The love triangle: Jem-Tessa-Will
After reading the book, I don’t know whose team, exactly, I’m on. Will, the Jace-like persona, was annoying and arrogant. As expected, he has a dark secret behind this façade: he was cursed. Everyone who loves him will surely die, like his sister did. He was forced to push away the people he cared for; including the girl he loved (Tessa.) I just felt so bad for him. It must have been so difficult to live like that. Will’s life was the life of a martyr with the mask of indifference.
But Jem was a different matter. He was the sweetest ShadowHunter in their history. With the Chinese features, the silver-bathed hair and eyes, as a consequence to his addiction and his fragility…I just couldn’t bear it to not side with him. I want an almost happy ending for Jem even though according to Clare tradition, it might not happen. In Clockwork Prince, he stepped out of his shell. He was no longer the shy gentleman who played the violin at night. He shed his skin, showed his weakness to Tessa and embraced his fate and love for her. He knew what he wanted and he took risks to get it.

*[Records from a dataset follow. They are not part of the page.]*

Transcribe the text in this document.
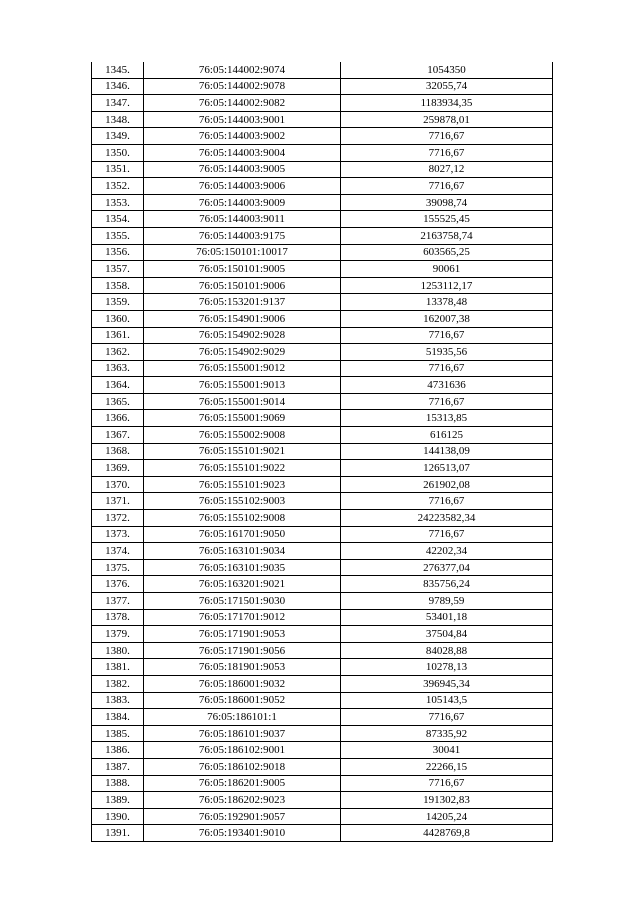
1345.	76:05:144002:9074	1054350
1346.	76:05:144002:9078	32055,74
1347.	76:05:144002:9082	1183934,35
1348.	76:05:144003:9001	259878,01
1349.	76:05:144003:9002	7716,67
1350.	76:05:144003:9004	7716,67
1351.	76:05:144003:9005	8027,12
1352.	76:05:144003:9006	7716,67
1353.	76:05:144003:9009	39098,74
1354.	76:05:144003:9011	155525,45
1355.	76:05:144003:9175	2163758,74
1356.	76:05:150101:10017	603565,25
1357.	76:05:150101:9005	90061
1358.	76:05:150101:9006	1253112,17
1359.	76:05:153201:9137	13378,48
1360.	76:05:154901:9006	162007,38
1361.	76:05:154902:9028	7716,67
1362.	76:05:154902:9029	51935,56
1363.	76:05:155001:9012	7716,67
1364.	76:05:155001:9013	4731636
1365.	76:05:155001:9014	7716,67
1366.	76:05:155001:9069	15313,85
1367.	76:05:155002:9008	616125
1368.	76:05:155101:9021	144138,09
1369.	76:05:155101:9022	126513,07
1370.	76:05:155101:9023	261902,08
1371.	76:05:155102:9003	7716,67
1372.	76:05:155102:9008	24223582,34
1373.	76:05:161701:9050	7716,67
1374.	76:05:163101:9034	42202,34
1375.	76:05:163101:9035	276377,04
1376.	76:05:163201:9021	835756,24
1377.	76:05:171501:9030	9789,59
1378.	76:05:171701:9012	53401,18
1379.	76:05:171901:9053	37504,84
1380.	76:05:171901:9056	84028,88
1381.	76:05:181901:9053	10278,13
1382.	76:05:186001:9032	396945,34
1383.	76:05:186001:9052	105143,5
1384.	76:05:186101:1	7716,67
1385.	76:05:186101:9037	87335,92
1386.	76:05:186102:9001	30041
1387.	76:05:186102:9018	22266,15
1388.	76:05:186201:9005	7716,67
1389.	76:05:186202:9023	191302,83
1390.	76:05:192901:9057	14205,24
1391.	76:05:193401:9010	4428769,8
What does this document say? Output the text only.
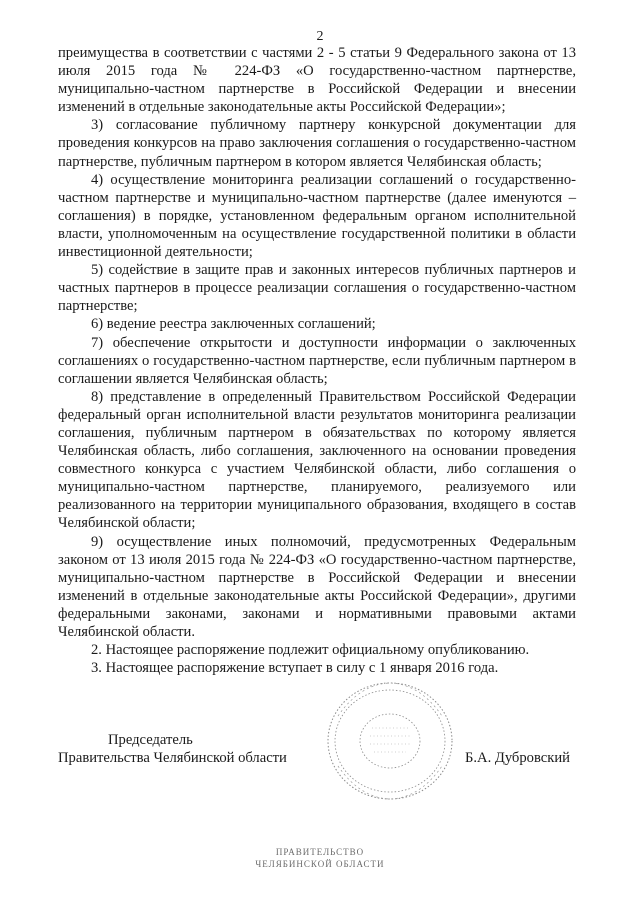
2

преимущества в соответствии с частями 2 - 5 статьи 9 Федерального закона от 13 июля 2015 года № 224-ФЗ «О государственно-частном партнерстве, муниципально-частном партнерстве в Российской Федерации и внесении изменений в отдельные законодательные акты Российской Федерации»;

3) согласование публичному партнеру конкурсной документации для проведения конкурсов на право заключения соглашения о государственно-частном партнерстве, публичным партнером в котором является Челябинская область;

4) осуществление мониторинга реализации соглашений о государственно-частном партнерстве и муниципально-частном партнерстве (далее именуются – соглашения) в порядке, установленном федеральным органом исполнительной власти, уполномоченным на осуществление государственной политики в области инвестиционной деятельности;

5) содействие в защите прав и законных интересов публичных партнеров и частных партнеров в процессе реализации соглашения о государственно-частном партнерстве;

6) ведение реестра заключенных соглашений;

7) обеспечение открытости и доступности информации о заключенных соглашениях о государственно-частном партнерстве, если публичным партнером в соглашении является Челябинская область;

8) представление в определенный Правительством Российской Федерации федеральный орган исполнительной власти результатов мониторинга реализации соглашения, публичным партнером в обязательствах по которому является Челябинская область, либо соглашения, заключенного на основании проведения совместного конкурса с участием Челябинской области, либо соглашения о муниципально-частном партнерстве, планируемого, реализуемого или реализованного на территории муниципального образования, входящего в состав Челябинской области;

9) осуществление иных полномочий, предусмотренных Федеральным законом от 13 июля 2015 года № 224-ФЗ «О государственно-частном партнерстве, муниципально-частном партнерстве в Российской Федерации и внесении изменений в отдельные законодательные акты Российской Федерации», другими федеральными законами, законами и нормативными правовыми актами Челябинской области.

2. Настоящее распоряжение подлежит официальному опубликованию.

3. Настоящее распоряжение вступает в силу с 1 января 2016 года.

Председатель
Правительства Челябинской области	Б.А. Дубровский
ПРАВИТЕЛЬСТВО
ЧЕЛЯБИНСКОЙ ОБЛАСТИ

Tessa, on the other hand, was not as likable as the other two. I’m a bit turned off with how she dealt with Will. But, of course, I couldn’t really blame her. All the time, she thought Will hated her. In this installment, I didn’t see the warlock Tessa – but the human one. Despite her abilities and her inhumanity, she was still in touch with her humanity. She was still searching for answers about her true identity. She’s another tragic case – everything she knew about herself and her parents was a lie. There were several scenes in which, while reading, I ached for her. I found myself sympathizing with her.
Romance, humor and sarcasm were abundant, balancing out the epic proportions of tragedy in the novel, as well as giving me enough time to breathe and slightly recover before the onslaught of another unfortunate revelation/event. As usual, I loved Clare’s writing: show not tell.
Clockwork Prince is more addictive with just the right amount of ingredients (romance, tragedy, humor and paranormal) to leave an unforgettable taste in my mouth (after I devoured it.) I highly recommend this to fans of Clare, readers who like urban fantasy, paranormal and steampunk!
Note: The short stories included in this edition (collector’s edition) were great as well.